(712a) Tuning of the Performance of a Ru-Ni-Mg/Ceria-Zirconia Dry Reforming Catalysts through Strategic Reduction Conditions and Varying Ru Loading Amount

Our past research on low temperature reforming catalysts for intensified, one-step conversion of biogas sourced methane and carbon dioxide to liquid fuels has led to the development of high performing Pt/ceria-zirconia based catalysts. However, to minimize the material formulation cost without compromising performance, we sought a less expensive metal to replace Pt. A series of Ni (1.4wt%)-Mg (1.0wt%)-Ce_0.6Zr_0.4O₂(CZO) samples promoted with Ru (0.16-0.32 wt%) were synthesized using the incipient wetness method. The reducibility of the catalysts was found to increase with increasing Ru content, and the low reduction temperatures were between 163 and 205 ℃. N₂ physisorption analysis revealed the materials were mesoporous with a specific surface area between 29.1 and 42 m²/g. Diffraction patterns ascribed to the cubic-fluorite structure were found from the Powder X-ray diffraction. This result was supported by the Raman spectra, which showed peaks belonging to the F2g bands of ceria. In-situ CO DRIFTS measurements presented bands for linear CO adsorption on Ru metal and the formation of carbonates and formates. The activity of the materials for dry-reforming was evaluated using temperature-programmed and steady-state experiments.

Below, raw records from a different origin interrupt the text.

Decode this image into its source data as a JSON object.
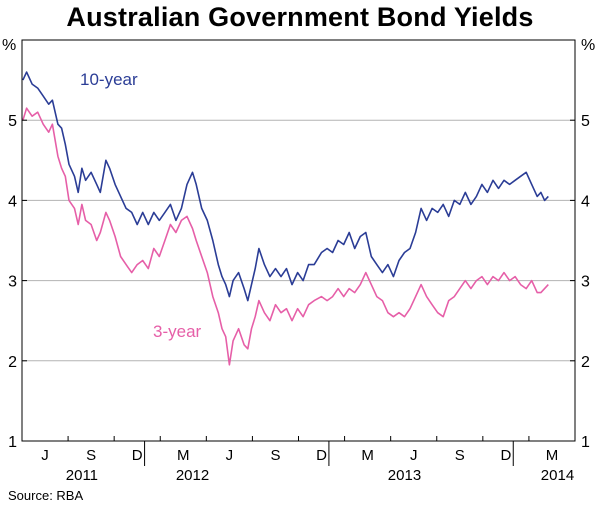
{
  "title": "Australian Government Bond Yields",
  "source": "Source: RBA",
  "colors": {
    "ten_year": "#2b3d96",
    "three_year": "#e65fa8",
    "grid": "#b3b3b3",
    "axis": "#000000"
  },
  "chart_data": {
    "type": "line",
    "title": "Australian Government Bond Yields",
    "ylabel_left": "%",
    "ylabel_right": "%",
    "ylim": [
      1,
      6
    ],
    "yticks": [
      1,
      2,
      3,
      4,
      5
    ],
    "xlim": [
      2011.375,
      2014.375
    ],
    "grid": "horizontal",
    "month_labels": [
      {
        "label": "J",
        "x": 2011.5
      },
      {
        "label": "S",
        "x": 2011.75
      },
      {
        "label": "D",
        "x": 2012.0
      },
      {
        "label": "M",
        "x": 2012.25
      },
      {
        "label": "J",
        "x": 2012.5
      },
      {
        "label": "S",
        "x": 2012.75
      },
      {
        "label": "D",
        "x": 2013.0
      },
      {
        "label": "M",
        "x": 2013.25
      },
      {
        "label": "J",
        "x": 2013.5
      },
      {
        "label": "S",
        "x": 2013.75
      },
      {
        "label": "D",
        "x": 2014.0
      },
      {
        "label": "M",
        "x": 2014.25
      }
    ],
    "year_labels": [
      {
        "label": "2011",
        "x": 2011.7
      },
      {
        "label": "2012",
        "x": 2012.3
      },
      {
        "label": "2013",
        "x": 2013.45
      },
      {
        "label": "2014",
        "x": 2014.28
      }
    ],
    "year_dividers": [
      2012.04,
      2013.04,
      2014.04
    ],
    "series": [
      {
        "name": "10-year",
        "color": "#2b3d96",
        "points": [
          [
            2011.38,
            5.5
          ],
          [
            2011.4,
            5.6
          ],
          [
            2011.43,
            5.45
          ],
          [
            2011.46,
            5.4
          ],
          [
            2011.49,
            5.3
          ],
          [
            2011.52,
            5.2
          ],
          [
            2011.54,
            5.25
          ],
          [
            2011.57,
            4.95
          ],
          [
            2011.59,
            4.9
          ],
          [
            2011.61,
            4.7
          ],
          [
            2011.63,
            4.45
          ],
          [
            2011.66,
            4.3
          ],
          [
            2011.68,
            4.1
          ],
          [
            2011.7,
            4.4
          ],
          [
            2011.72,
            4.25
          ],
          [
            2011.75,
            4.35
          ],
          [
            2011.78,
            4.2
          ],
          [
            2011.8,
            4.1
          ],
          [
            2011.83,
            4.5
          ],
          [
            2011.85,
            4.4
          ],
          [
            2011.88,
            4.2
          ],
          [
            2011.91,
            4.05
          ],
          [
            2011.94,
            3.9
          ],
          [
            2011.97,
            3.85
          ],
          [
            2012.0,
            3.7
          ],
          [
            2012.03,
            3.85
          ],
          [
            2012.06,
            3.7
          ],
          [
            2012.09,
            3.85
          ],
          [
            2012.12,
            3.75
          ],
          [
            2012.15,
            3.85
          ],
          [
            2012.18,
            3.95
          ],
          [
            2012.21,
            3.75
          ],
          [
            2012.24,
            3.9
          ],
          [
            2012.27,
            4.2
          ],
          [
            2012.3,
            4.35
          ],
          [
            2012.32,
            4.2
          ],
          [
            2012.35,
            3.9
          ],
          [
            2012.38,
            3.75
          ],
          [
            2012.41,
            3.5
          ],
          [
            2012.44,
            3.2
          ],
          [
            2012.46,
            3.05
          ],
          [
            2012.48,
            2.95
          ],
          [
            2012.5,
            2.8
          ],
          [
            2012.52,
            3.0
          ],
          [
            2012.55,
            3.1
          ],
          [
            2012.58,
            2.9
          ],
          [
            2012.6,
            2.75
          ],
          [
            2012.62,
            2.95
          ],
          [
            2012.64,
            3.15
          ],
          [
            2012.66,
            3.4
          ],
          [
            2012.69,
            3.2
          ],
          [
            2012.72,
            3.05
          ],
          [
            2012.75,
            3.15
          ],
          [
            2012.78,
            3.05
          ],
          [
            2012.81,
            3.15
          ],
          [
            2012.84,
            2.95
          ],
          [
            2012.87,
            3.1
          ],
          [
            2012.9,
            3.0
          ],
          [
            2012.93,
            3.2
          ],
          [
            2012.96,
            3.2
          ],
          [
            2013.0,
            3.35
          ],
          [
            2013.03,
            3.4
          ],
          [
            2013.06,
            3.35
          ],
          [
            2013.09,
            3.5
          ],
          [
            2013.12,
            3.45
          ],
          [
            2013.15,
            3.6
          ],
          [
            2013.18,
            3.4
          ],
          [
            2013.21,
            3.55
          ],
          [
            2013.24,
            3.6
          ],
          [
            2013.27,
            3.3
          ],
          [
            2013.3,
            3.2
          ],
          [
            2013.33,
            3.1
          ],
          [
            2013.36,
            3.2
          ],
          [
            2013.39,
            3.05
          ],
          [
            2013.42,
            3.25
          ],
          [
            2013.45,
            3.35
          ],
          [
            2013.48,
            3.4
          ],
          [
            2013.51,
            3.6
          ],
          [
            2013.54,
            3.9
          ],
          [
            2013.57,
            3.75
          ],
          [
            2013.6,
            3.9
          ],
          [
            2013.63,
            3.85
          ],
          [
            2013.66,
            3.95
          ],
          [
            2013.69,
            3.8
          ],
          [
            2013.72,
            4.0
          ],
          [
            2013.75,
            3.95
          ],
          [
            2013.78,
            4.1
          ],
          [
            2013.81,
            3.95
          ],
          [
            2013.84,
            4.05
          ],
          [
            2013.87,
            4.2
          ],
          [
            2013.9,
            4.1
          ],
          [
            2013.93,
            4.25
          ],
          [
            2013.96,
            4.15
          ],
          [
            2013.99,
            4.25
          ],
          [
            2014.02,
            4.2
          ],
          [
            2014.05,
            4.25
          ],
          [
            2014.08,
            4.3
          ],
          [
            2014.11,
            4.35
          ],
          [
            2014.14,
            4.2
          ],
          [
            2014.17,
            4.05
          ],
          [
            2014.19,
            4.1
          ],
          [
            2014.21,
            4.0
          ],
          [
            2014.23,
            4.05
          ]
        ]
      },
      {
        "name": "3-year",
        "color": "#e65fa8",
        "points": [
          [
            2011.38,
            5.0
          ],
          [
            2011.4,
            5.15
          ],
          [
            2011.43,
            5.05
          ],
          [
            2011.46,
            5.1
          ],
          [
            2011.49,
            4.95
          ],
          [
            2011.52,
            4.85
          ],
          [
            2011.54,
            4.95
          ],
          [
            2011.57,
            4.55
          ],
          [
            2011.59,
            4.4
          ],
          [
            2011.61,
            4.3
          ],
          [
            2011.63,
            4.0
          ],
          [
            2011.66,
            3.9
          ],
          [
            2011.68,
            3.7
          ],
          [
            2011.7,
            3.95
          ],
          [
            2011.72,
            3.75
          ],
          [
            2011.75,
            3.7
          ],
          [
            2011.78,
            3.5
          ],
          [
            2011.8,
            3.6
          ],
          [
            2011.83,
            3.85
          ],
          [
            2011.85,
            3.75
          ],
          [
            2011.88,
            3.55
          ],
          [
            2011.91,
            3.3
          ],
          [
            2011.94,
            3.2
          ],
          [
            2011.97,
            3.1
          ],
          [
            2012.0,
            3.2
          ],
          [
            2012.03,
            3.25
          ],
          [
            2012.06,
            3.15
          ],
          [
            2012.09,
            3.4
          ],
          [
            2012.12,
            3.3
          ],
          [
            2012.15,
            3.5
          ],
          [
            2012.18,
            3.7
          ],
          [
            2012.21,
            3.6
          ],
          [
            2012.24,
            3.75
          ],
          [
            2012.27,
            3.8
          ],
          [
            2012.3,
            3.65
          ],
          [
            2012.32,
            3.5
          ],
          [
            2012.35,
            3.3
          ],
          [
            2012.38,
            3.1
          ],
          [
            2012.41,
            2.8
          ],
          [
            2012.44,
            2.6
          ],
          [
            2012.46,
            2.4
          ],
          [
            2012.48,
            2.3
          ],
          [
            2012.5,
            1.95
          ],
          [
            2012.52,
            2.25
          ],
          [
            2012.55,
            2.4
          ],
          [
            2012.58,
            2.2
          ],
          [
            2012.6,
            2.15
          ],
          [
            2012.62,
            2.4
          ],
          [
            2012.64,
            2.55
          ],
          [
            2012.66,
            2.75
          ],
          [
            2012.69,
            2.6
          ],
          [
            2012.72,
            2.5
          ],
          [
            2012.75,
            2.7
          ],
          [
            2012.78,
            2.6
          ],
          [
            2012.81,
            2.65
          ],
          [
            2012.84,
            2.5
          ],
          [
            2012.87,
            2.65
          ],
          [
            2012.9,
            2.55
          ],
          [
            2012.93,
            2.7
          ],
          [
            2012.96,
            2.75
          ],
          [
            2013.0,
            2.8
          ],
          [
            2013.03,
            2.75
          ],
          [
            2013.06,
            2.8
          ],
          [
            2013.09,
            2.9
          ],
          [
            2013.12,
            2.8
          ],
          [
            2013.15,
            2.9
          ],
          [
            2013.18,
            2.85
          ],
          [
            2013.21,
            2.95
          ],
          [
            2013.24,
            3.1
          ],
          [
            2013.27,
            2.95
          ],
          [
            2013.3,
            2.8
          ],
          [
            2013.33,
            2.75
          ],
          [
            2013.36,
            2.6
          ],
          [
            2013.39,
            2.55
          ],
          [
            2013.42,
            2.6
          ],
          [
            2013.45,
            2.55
          ],
          [
            2013.48,
            2.65
          ],
          [
            2013.51,
            2.8
          ],
          [
            2013.54,
            2.95
          ],
          [
            2013.57,
            2.8
          ],
          [
            2013.6,
            2.7
          ],
          [
            2013.63,
            2.6
          ],
          [
            2013.66,
            2.55
          ],
          [
            2013.69,
            2.75
          ],
          [
            2013.72,
            2.8
          ],
          [
            2013.75,
            2.9
          ],
          [
            2013.78,
            3.0
          ],
          [
            2013.81,
            2.9
          ],
          [
            2013.84,
            3.0
          ],
          [
            2013.87,
            3.05
          ],
          [
            2013.9,
            2.95
          ],
          [
            2013.93,
            3.05
          ],
          [
            2013.96,
            3.0
          ],
          [
            2013.99,
            3.1
          ],
          [
            2014.02,
            3.0
          ],
          [
            2014.05,
            3.05
          ],
          [
            2014.08,
            2.95
          ],
          [
            2014.11,
            2.9
          ],
          [
            2014.14,
            3.0
          ],
          [
            2014.17,
            2.85
          ],
          [
            2014.19,
            2.85
          ],
          [
            2014.21,
            2.9
          ],
          [
            2014.23,
            2.95
          ]
        ]
      }
    ]
  }
}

The reactants’ conversions increased with increasing Ru loading. CH₄ conversion rates at 450 ℃ for the 0.16Ru-CZO and 0.16Ru-1.4Ni-1.0Mg-CZO samples were 11.9 and 6.12 µmol/g_cat/s respectively. The CH₄ apparent activation energy at 470-510 ℃ was found to be 14.0 and 19.1kcal/mol for 0.16Ru-CZO and 0.16Ru-1.4Ni-1.0Mg-CZO, respectively. Changes in conversion rates and apparent activation energies were observed with increasing the reduction temperature from 300 to 400 ℃. The 0.16Ru-CZO sample was found to be stable after a 10 h TOS study with no decrease in activity and no coke formation was detected. The results obtained indicate that Ru is a suitable replacement for Pt and provides insights into the effect of reduction treatment, metal loadings and metal-metal interactions on the catalyst performance.